Damit wäre ein, dann doch »Tatort«-typisches, Accessoire der Geschichte (Drehbuch: Thomas Wendrich) benannt: der sozialpädagogische Realitätspartikel, ein Trendsport in deutschen Jugendzimmern, über den die sogenannten Faktenchecks der Online-Medien am Tag nach der Ausstrahlung Auskunft geben können. »Pass out Challenges« – gibt es das wirklich, ist das gefährlich, wo krieg ich das her?

Der »Tatort« fährt seine Entdeckung eher untertourig, die Würgespiele stehen am Rand, nicht im Zentrum der Folge. Es wird damit ein wenig gekokelt (dass doch noch ein Kind stirbt – wobei da doch der Jugendschutz vor wäre), aber nichts in Brand gesetzt, weil der Mord eben woanders geschehen ist. Was dazu führt, dass das unmotivierte Gewürge komische Seiten entfaltet: »Fancy« Harriett (Anna-Lena Klenke) begleitet die auf den Geschmack gekommene Ruth (Jochanah Mahnke) gegen Ende des Films in der Steigerungslogik von Sucht mal eben durch drei Phasen des Luftabschnürens, was doch immer nur einen in sich zusammen sackenden Mädchenkörper produziert.

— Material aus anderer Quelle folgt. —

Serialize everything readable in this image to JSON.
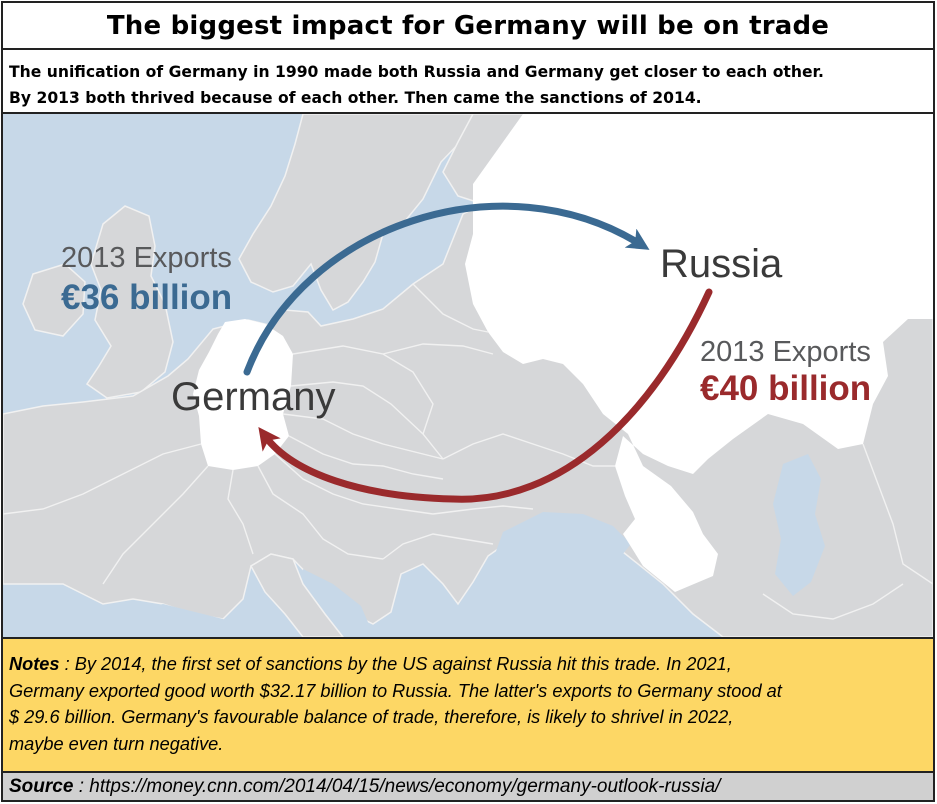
{
  "title": "The biggest impact for Germany will be on trade",
  "intro": {
    "line1": "The unification of Germany in 1990 made both Russia and Germany get closer to each other.",
    "line2": "By 2013 both thrived because of each other.  Then came the sanctions of 2014."
  },
  "map": {
    "colors": {
      "sea": "#c7d8e8",
      "land": "#d6d7d9",
      "border": "#f1f1f1",
      "highlight": "#ffffff",
      "germany_export_arrow": "#3b6a92",
      "russia_export_arrow": "#9a2a2c"
    },
    "germany_label": "Germany",
    "russia_label": "Russia",
    "germany_exports": {
      "title": "2013 Exports",
      "value": "€36 billion"
    },
    "russia_exports": {
      "title": "2013 Exports",
      "value": "€40 billion"
    }
  },
  "notes": {
    "label": "Notes",
    "line1": " :  By 2014, the first set of sanctions by the US against Russia hit this trade.  In 2021,",
    "line2": "Germany exported good worth $32.17 billion to Russia.  The latter's exports to Germany stood at",
    "line3": "$ 29.6 billion.   Germany's favourable balance of trade, therefore, is likely to shrivel in 2022,",
    "line4": "maybe even turn negative."
  },
  "source": {
    "label": "Source",
    "text": " : https://money.cnn.com/2014/04/15/news/economy/germany-outlook-russia/"
  }
}
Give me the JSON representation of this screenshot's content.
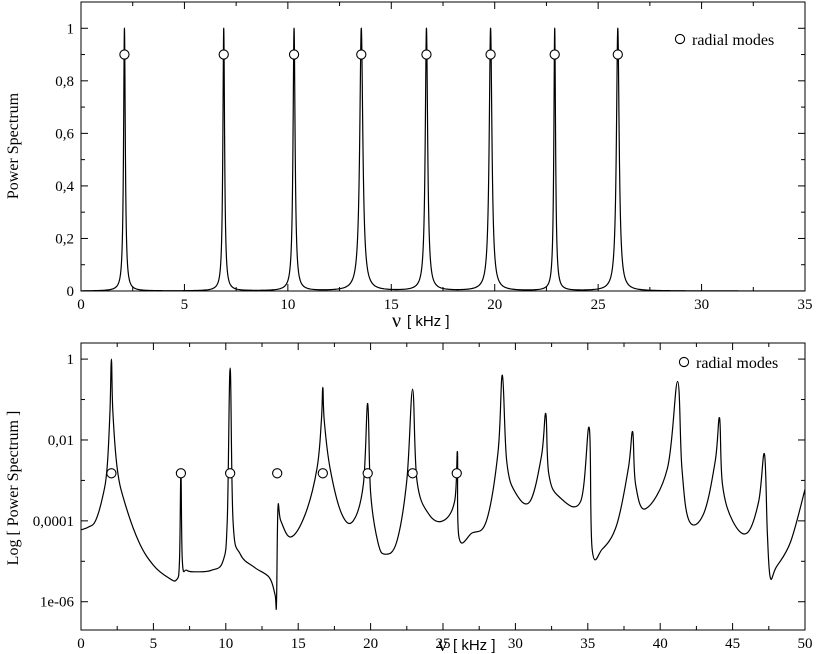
{
  "chart_data": [
    {
      "type": "line",
      "xlabel_symbol": "ν",
      "xlabel_unit": "[ kHz ]",
      "ylabel": "Power Spectrum",
      "xlim": [
        0,
        35
      ],
      "ylim": [
        0,
        1.1
      ],
      "x_ticks": [
        0,
        5,
        10,
        15,
        20,
        25,
        30,
        35
      ],
      "x_tick_labels": [
        "0",
        "5",
        "10",
        "15",
        "20",
        "25",
        "30",
        "35"
      ],
      "y_ticks": [
        0,
        0.2,
        0.4,
        0.6,
        0.8,
        1
      ],
      "y_tick_labels": [
        "0",
        "0,2",
        "0,4",
        "0,6",
        "0,8",
        "1"
      ],
      "legend": {
        "label": "radial modes",
        "position": "top-right"
      },
      "peaks": [
        {
          "freq": 2.1,
          "width": 0.05
        },
        {
          "freq": 6.9,
          "width": 0.05
        },
        {
          "freq": 10.3,
          "width": 0.06
        },
        {
          "freq": 13.55,
          "width": 0.09
        },
        {
          "freq": 16.7,
          "width": 0.07
        },
        {
          "freq": 19.8,
          "width": 0.08
        },
        {
          "freq": 22.9,
          "width": 0.05
        },
        {
          "freq": 25.95,
          "width": 0.08
        }
      ],
      "series": [
        {
          "name": "radial modes",
          "x": [
            2.1,
            6.9,
            10.3,
            13.55,
            16.7,
            19.8,
            22.9,
            25.95
          ],
          "y": [
            0.9,
            0.9,
            0.9,
            0.9,
            0.9,
            0.9,
            0.9,
            0.9
          ]
        }
      ]
    },
    {
      "type": "line",
      "xlabel_symbol": "ν",
      "xlabel_unit": "[ kHz ]",
      "ylabel": "Log [ Power Spectrum ]",
      "yscale": "log",
      "xlim": [
        0,
        50
      ],
      "ylim": [
        2e-07,
        2.5
      ],
      "x_ticks": [
        0,
        5,
        10,
        15,
        20,
        25,
        30,
        35,
        40,
        45,
        50
      ],
      "x_tick_labels": [
        "0",
        "5",
        "10",
        "15",
        "20",
        "25",
        "30",
        "35",
        "40",
        "45",
        "50"
      ],
      "y_ticks": [
        1e-06,
        0.0001,
        0.01,
        1
      ],
      "y_tick_labels": [
        "1e-06",
        "0,0001",
        "0,01",
        "1"
      ],
      "legend": {
        "label": "radial modes",
        "position": "top-right"
      },
      "curve_points": [
        [
          0,
          6e-05
        ],
        [
          0.5,
          7e-05
        ],
        [
          1.0,
          0.0001
        ],
        [
          1.5,
          0.0004
        ],
        [
          1.8,
          0.002
        ],
        [
          2.0,
          0.05
        ],
        [
          2.1,
          1.0
        ],
        [
          2.2,
          0.05
        ],
        [
          2.5,
          0.002
        ],
        [
          3.0,
          0.0003
        ],
        [
          4.0,
          3e-05
        ],
        [
          5.0,
          8e-06
        ],
        [
          6.0,
          4e-06
        ],
        [
          6.6,
          3.5e-06
        ],
        [
          6.8,
          1e-05
        ],
        [
          6.9,
          0.0015
        ],
        [
          7.0,
          1e-05
        ],
        [
          7.3,
          6e-06
        ],
        [
          8.0,
          5.5e-06
        ],
        [
          9.0,
          6e-06
        ],
        [
          9.8,
          1e-05
        ],
        [
          10.1,
          0.0001
        ],
        [
          10.3,
          0.6
        ],
        [
          10.5,
          0.0001
        ],
        [
          11.0,
          1.5e-05
        ],
        [
          12.0,
          7e-06
        ],
        [
          13.0,
          4e-06
        ],
        [
          13.4,
          1.5e-06
        ],
        [
          13.5,
          9e-07
        ],
        [
          13.6,
          0.0002
        ],
        [
          13.8,
          0.0001
        ],
        [
          14.5,
          4e-05
        ],
        [
          15.5,
          0.00015
        ],
        [
          16.3,
          0.002
        ],
        [
          16.6,
          0.03
        ],
        [
          16.7,
          0.2
        ],
        [
          16.8,
          0.03
        ],
        [
          17.2,
          0.002
        ],
        [
          18.0,
          0.00015
        ],
        [
          18.8,
          0.0001
        ],
        [
          19.5,
          0.0008
        ],
        [
          19.8,
          0.08
        ],
        [
          20.0,
          0.0005
        ],
        [
          20.5,
          3e-05
        ],
        [
          21.0,
          1.5e-05
        ],
        [
          21.8,
          3e-05
        ],
        [
          22.5,
          0.001
        ],
        [
          22.9,
          0.18
        ],
        [
          23.2,
          0.001
        ],
        [
          24.0,
          0.00015
        ],
        [
          25.0,
          0.0001
        ],
        [
          25.8,
          0.0003
        ],
        [
          26.0,
          0.005
        ],
        [
          26.1,
          4e-05
        ],
        [
          27.0,
          5e-05
        ],
        [
          28.0,
          0.0001
        ],
        [
          28.8,
          0.005
        ],
        [
          29.1,
          0.4
        ],
        [
          29.4,
          0.003
        ],
        [
          30.0,
          0.0005
        ],
        [
          31.0,
          0.0003
        ],
        [
          31.8,
          0.004
        ],
        [
          32.1,
          0.045
        ],
        [
          32.3,
          0.0015
        ],
        [
          33.0,
          0.0004
        ],
        [
          34.5,
          0.0003
        ],
        [
          35.1,
          0.02
        ],
        [
          35.3,
          2e-05
        ],
        [
          36.0,
          2e-05
        ],
        [
          37.0,
          8e-05
        ],
        [
          37.8,
          0.002
        ],
        [
          38.1,
          0.016
        ],
        [
          38.3,
          0.0008
        ],
        [
          39.0,
          0.0002
        ],
        [
          40.5,
          0.002
        ],
        [
          41.2,
          0.28
        ],
        [
          41.5,
          0.002
        ],
        [
          42.0,
          0.0001
        ],
        [
          43.0,
          0.00015
        ],
        [
          43.8,
          0.003
        ],
        [
          44.1,
          0.035
        ],
        [
          44.3,
          0.0008
        ],
        [
          45.0,
          0.0001
        ],
        [
          46.0,
          5e-05
        ],
        [
          46.8,
          0.0003
        ],
        [
          47.2,
          0.0045
        ],
        [
          47.4,
          5e-05
        ],
        [
          47.6,
          4e-06
        ],
        [
          48.0,
          7e-06
        ],
        [
          49.0,
          3e-05
        ],
        [
          50,
          0.0006
        ]
      ],
      "series": [
        {
          "name": "radial modes",
          "x": [
            2.1,
            6.9,
            10.3,
            13.55,
            16.7,
            19.8,
            22.9,
            25.95
          ],
          "y": [
            0.0015,
            0.0015,
            0.0015,
            0.0015,
            0.0015,
            0.0015,
            0.0015,
            0.0015
          ]
        }
      ]
    }
  ]
}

Zumal Regisseurin Katrin Gebbe für die Inszenierung der beiden Mädchen nicht viel einfällt; sie wirken wie hingestellt in die pittoreske Leere einer sogenannten alten Fabrik. Das passt dann ganz gut zum Text, denn der wirkt wie aufgesagt. Binnen Sekunden wechseln die Launen: Von »Lass mich« über »Du wolltest doch« bis zu »Hey, Ruth« ist es immer nur eine Dialogzeile; rein in die Kartoffeln, raus in die Kartoffeln, daraus muss man sich erst mal eine Psychologie schnitzen. Oder eine Handlungslogik: Über die dauernden Würgespiele vergisst Harriett nämlich, dass sie »Melle« Melinda (Rosmarie Röse) eine Lektion erteilen wollte, weil die ihr Freund Titus ausgespannt hatte.

Das andere, dann doch »Tatort«-typische, Accessoire der Geschichte ist der gesellschaftliche Diskurs. Ein Jobcenter-Mitarbeiter ist tot, und die Spur führt in ein von Entmietung und Sanierung bedrohtes Haus. So wie sich alle anstellen, muss man Ähnlichkeiten mit dem richtigen Leben nicht befürchten. Die armen Bewohner sind auf ein, nun ja, poetische Weise entrückt (der zauberlehrlingshafte Professor-Nachbar setzt walle-walle-mäßig auch den ganzen Laden unter Wasser), die Milieus ununterscheidbar schick (dass die Beziehung von Jobcenter-Bittstellerin-Tochter Melle und Jobcenter-Mitarbeiter-Sohn Titus mit einem Montague-Capulet-Antagonismus aufgeladen wäre, lässt sich nicht behaupten; und erst recht nicht, dass es irgendeine Ahnung für die Monstrosität gäbe, dass Melle den Vater ihres Lovers getötet hat, wie sich am langen Ende rausstellt), den fiesen Investor könnte man auch mit dem nicht so kommoden Vorgesetzten verwechseln.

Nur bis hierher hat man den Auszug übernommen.